Appl: Natürlich werde ich auch jetzt Dinge zum ersten Mal auf einer Bühne singen, aber man geht natürlich nicht mehr so viel Risiko ein.

niusic: Aber gehört Risiko nicht immer zu den großen Schritten dazu?

Appl: Sicherlich. Aber wie soll ich das kommunizieren? Vorher auf der Bühne sagen, dass ich das jetzt zum ersten Mal mache? Das kann ich ja nicht machen ...

niusic: Warum eigentlich nicht?

Appl: Das wäre seltsam ...

niusic: Aber seltsam ist doch, dass man keine Schwäche mehr auf der Bühne zugeben darf, dass eben alles perfekt sein muss, obwohl das vermeintlich Unperfekte die Kunst nach vorne bringt?

Appl: Da muss ich mal drüber nachdenken. Ich würde es tatsächlich gerne häufiger tun. Aber das ist auch wieder ein Für und Wider, ein Abwägen. Da gibt es keinen einen richtigen Weg. Ich existiere ja nicht in einem luftleeren Raum, ich lebe in Rahmenbedingungen, die mich verändern, auch meine Kunst.



niusic: Deine neue Platte ist ein Konzeptalbum, die das Thema „Heimat“ behandelt. Die erste Studioaufnahme war eher konventionell. Warum das Konzeptalbum?
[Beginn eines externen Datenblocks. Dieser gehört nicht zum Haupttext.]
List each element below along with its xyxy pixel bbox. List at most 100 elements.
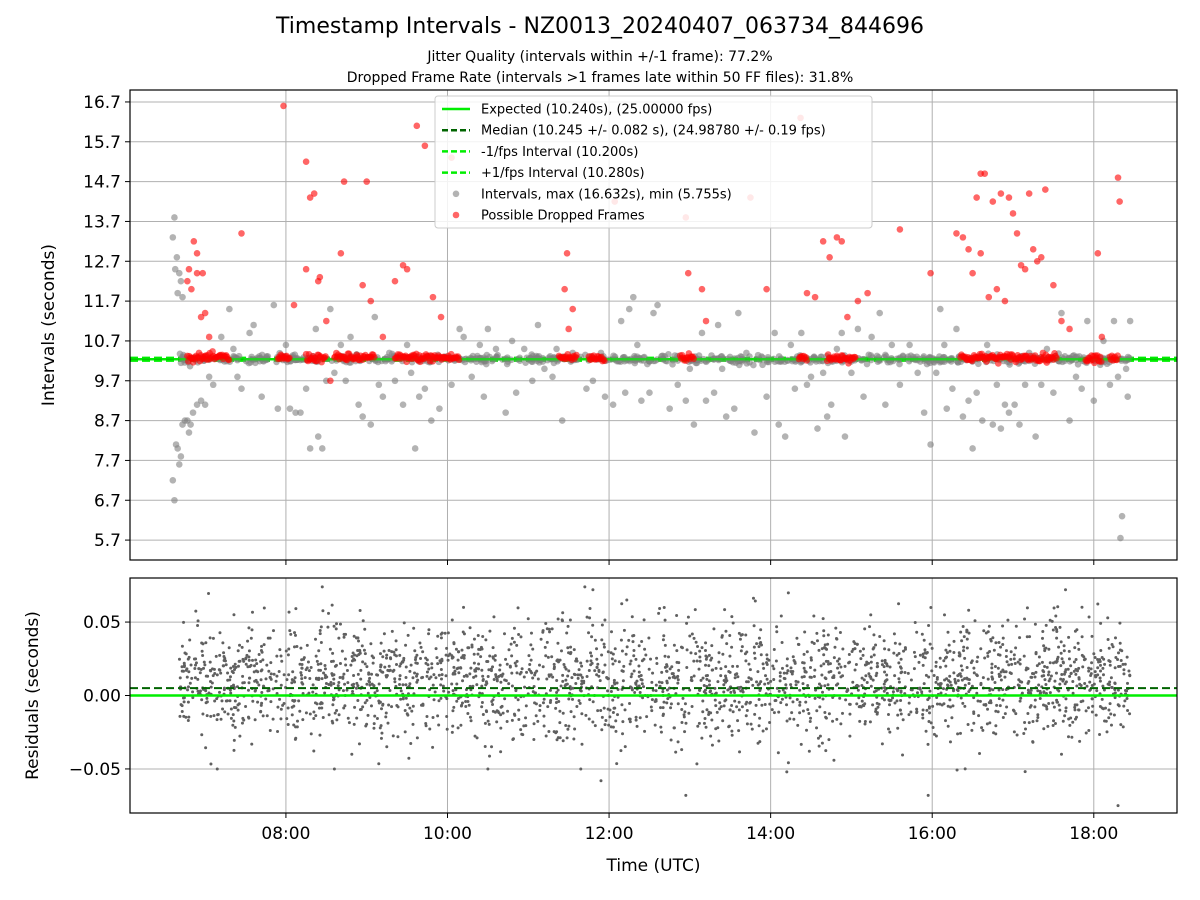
residual-point bbox=[609, 651, 613, 655]
residual-point bbox=[1019, 696, 1023, 700]
residual-point bbox=[515, 659, 519, 663]
residual-point bbox=[1036, 689, 1040, 693]
residual-point bbox=[769, 679, 773, 683]
residual-point bbox=[647, 636, 651, 640]
residual-point bbox=[1035, 664, 1039, 668]
residual-point bbox=[481, 635, 485, 639]
residual-point bbox=[899, 671, 903, 675]
residual-point bbox=[471, 684, 475, 688]
residual-point bbox=[857, 696, 861, 700]
residual-point bbox=[519, 635, 523, 639]
residual-point bbox=[1001, 624, 1005, 628]
residual-point bbox=[445, 727, 449, 731]
dropped-frame-point bbox=[185, 265, 193, 273]
residual-point bbox=[407, 756, 411, 760]
interval-point bbox=[841, 433, 849, 440]
residual-point bbox=[657, 611, 661, 615]
residual-point bbox=[598, 679, 602, 683]
residual-point bbox=[885, 673, 889, 677]
interval-point bbox=[421, 385, 429, 393]
jitter-quality-subtitle: Jitter Quality (intervals within +/-1 fr… bbox=[427, 49, 773, 65]
residual-point bbox=[819, 684, 823, 688]
residual-point bbox=[480, 668, 484, 672]
residual-point bbox=[906, 671, 910, 675]
residual-point bbox=[186, 688, 190, 692]
residual-point bbox=[329, 659, 333, 663]
residual-point bbox=[371, 661, 375, 665]
residual-point bbox=[979, 647, 983, 651]
residual-point bbox=[495, 720, 499, 724]
residual-point bbox=[1068, 723, 1072, 727]
residual-point bbox=[1091, 704, 1095, 708]
residual-point bbox=[250, 628, 254, 632]
residual-point bbox=[809, 675, 813, 679]
residual-point bbox=[569, 645, 573, 649]
residual-point bbox=[896, 713, 900, 717]
residual-point bbox=[208, 660, 212, 664]
residual-point bbox=[642, 618, 646, 622]
residual-point bbox=[698, 688, 702, 692]
residual-point bbox=[510, 654, 514, 658]
residual-point bbox=[928, 711, 932, 715]
residual-point bbox=[761, 662, 765, 666]
residual-point bbox=[639, 677, 643, 681]
residual-point bbox=[406, 703, 410, 707]
residual-point bbox=[948, 649, 952, 653]
residual-point bbox=[796, 680, 800, 684]
dropped-frame-point bbox=[1114, 352, 1122, 360]
residual-point bbox=[353, 705, 357, 709]
residual-point bbox=[298, 709, 302, 713]
residual-point bbox=[461, 630, 465, 634]
residual-point bbox=[986, 677, 990, 681]
residual-point bbox=[972, 666, 976, 670]
residual-point bbox=[470, 645, 474, 649]
residual-point bbox=[491, 665, 495, 669]
residual-point bbox=[368, 676, 372, 680]
residual-point bbox=[311, 690, 315, 694]
residual-point bbox=[567, 724, 571, 728]
residual-point bbox=[452, 705, 456, 709]
residual-point bbox=[1075, 628, 1079, 632]
residual-point bbox=[323, 691, 327, 695]
dropped-frame-point bbox=[985, 293, 993, 301]
residual-point bbox=[903, 671, 907, 675]
interval-point bbox=[634, 341, 641, 349]
dropped-frame-point bbox=[1050, 281, 1057, 289]
residual-point bbox=[262, 606, 266, 610]
residual-point bbox=[1052, 606, 1056, 610]
residual-point bbox=[304, 711, 308, 715]
residual-point bbox=[730, 615, 734, 619]
dropped-frame-point bbox=[413, 122, 421, 130]
interval-point bbox=[238, 385, 245, 393]
residual-point bbox=[715, 710, 719, 714]
residual-point bbox=[667, 655, 671, 659]
residual-point bbox=[394, 639, 398, 643]
residual-point bbox=[342, 635, 346, 639]
residual-point bbox=[252, 664, 256, 668]
residual-point bbox=[809, 658, 813, 662]
residual-point bbox=[236, 649, 240, 653]
residual-point bbox=[728, 708, 732, 712]
residual-point bbox=[218, 653, 222, 657]
residual-point bbox=[1067, 649, 1071, 653]
residual-point bbox=[1042, 727, 1046, 731]
residual-point bbox=[869, 684, 873, 688]
residual-point bbox=[439, 636, 443, 640]
residual-point bbox=[946, 724, 950, 728]
residual-point bbox=[1054, 660, 1058, 664]
residual-point bbox=[1069, 716, 1073, 720]
residual-point bbox=[1074, 672, 1078, 676]
residual-point bbox=[999, 670, 1003, 674]
residual-point bbox=[285, 717, 289, 721]
residual-point bbox=[837, 662, 841, 666]
residual-point bbox=[807, 749, 811, 753]
residual-point bbox=[466, 699, 470, 703]
residual-point bbox=[593, 669, 597, 673]
residual-point bbox=[751, 596, 755, 600]
residual-point bbox=[544, 734, 548, 738]
residual-point bbox=[899, 657, 903, 661]
residual-point bbox=[1122, 704, 1126, 708]
residual-point bbox=[255, 680, 259, 684]
residual-point bbox=[752, 624, 756, 628]
residual-point bbox=[232, 613, 236, 617]
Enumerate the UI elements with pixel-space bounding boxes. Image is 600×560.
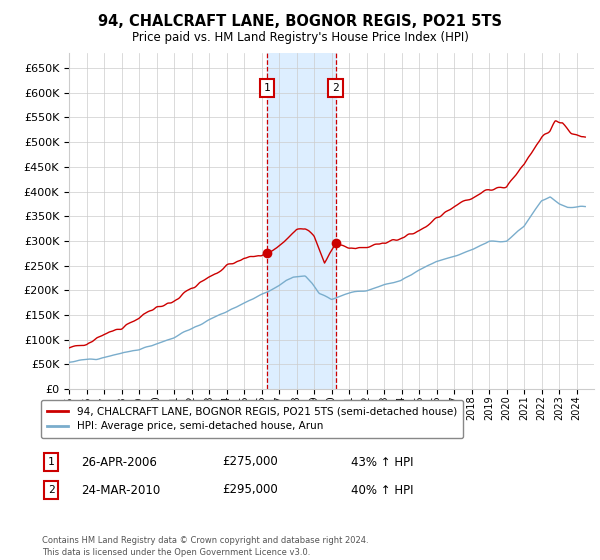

Appl: Es hat mich interessiert. Mein Umzug nach England, die aktuelle politische Lage da, haben mich im letzten Jahr sehr viel über das Thema „Heimat“ und Verbundenheit nachdenken lassen. Meine Wurzeln treiben mich sehr stark um. Und ich hoffe, dass man über das Thema durch ästhetische und emotionale Auseinandersetzung nachdenkt und es mit dem Hörer etwas macht.

niusic: Was wird das nächste Konzeptalbum?

Appl: (lacht) Da muss ich schauen, was mich wieder umtreibt. Ich bin niemand, der wirklich mit Profitkalkül an Projekte rangeht. Es muss mich wirklich interessieren, ich will nicht auf aktuelle Themen aufspringen und die dann irgendwie künstlerisch umsetzen. Wenn es mich interessiert, wenn ich an ein Thema wirklich Fragen habe, dann wird sich das hoffentlich authentischer kommunizieren. In der Musik.

niusic: Sag mir mal drei Dinge, die in deiner Trauerrede gesagt werden müssten, wenn du jetzt sterben würdest.

Appl: Wie bitte?

niusic: Ich löse es gleich auf ...

Appl: Ok. Dann künstlerisch: 1. Er hat es probiert. 2. Er hat was erreicht. 3. Er war anders.

niusic: Und was sollte in fünfzehn Jahren bei deinem fiktiven Tod gesagt werden?

Appl: Genau das Gleiche.

niusic: Also ist die künstlerische To-Do-Liste für die nächsten fünfzehn Jahre nicht sehr lang? Ich fragte deshalb, weil du ungewöhnlich wenig über konkrete Wünsche sprichst. Du machst häufig Gegensatzpaare auf, Schutz – Ehrlichkeit, Nacktheit – Kontrolle, Experiment – Langfristigkeit.

Appl: (lacht) Ach so. Jetzt verstehe ich. Nein natürlich will ich mich entwickeln. Aber wir vergessen oft, dass einen Status zu halten sehr schwierig ist. Ich will nicht in einen Aktionismus verfallen. Die Entwicklung wird sich von alleine einstellen, wenn ich mich auf die nächsten kleinen Schritte konzentriere. Die Liebe zur Sache darf sich nicht verändern. Dann werde ich mich sicher entwickeln.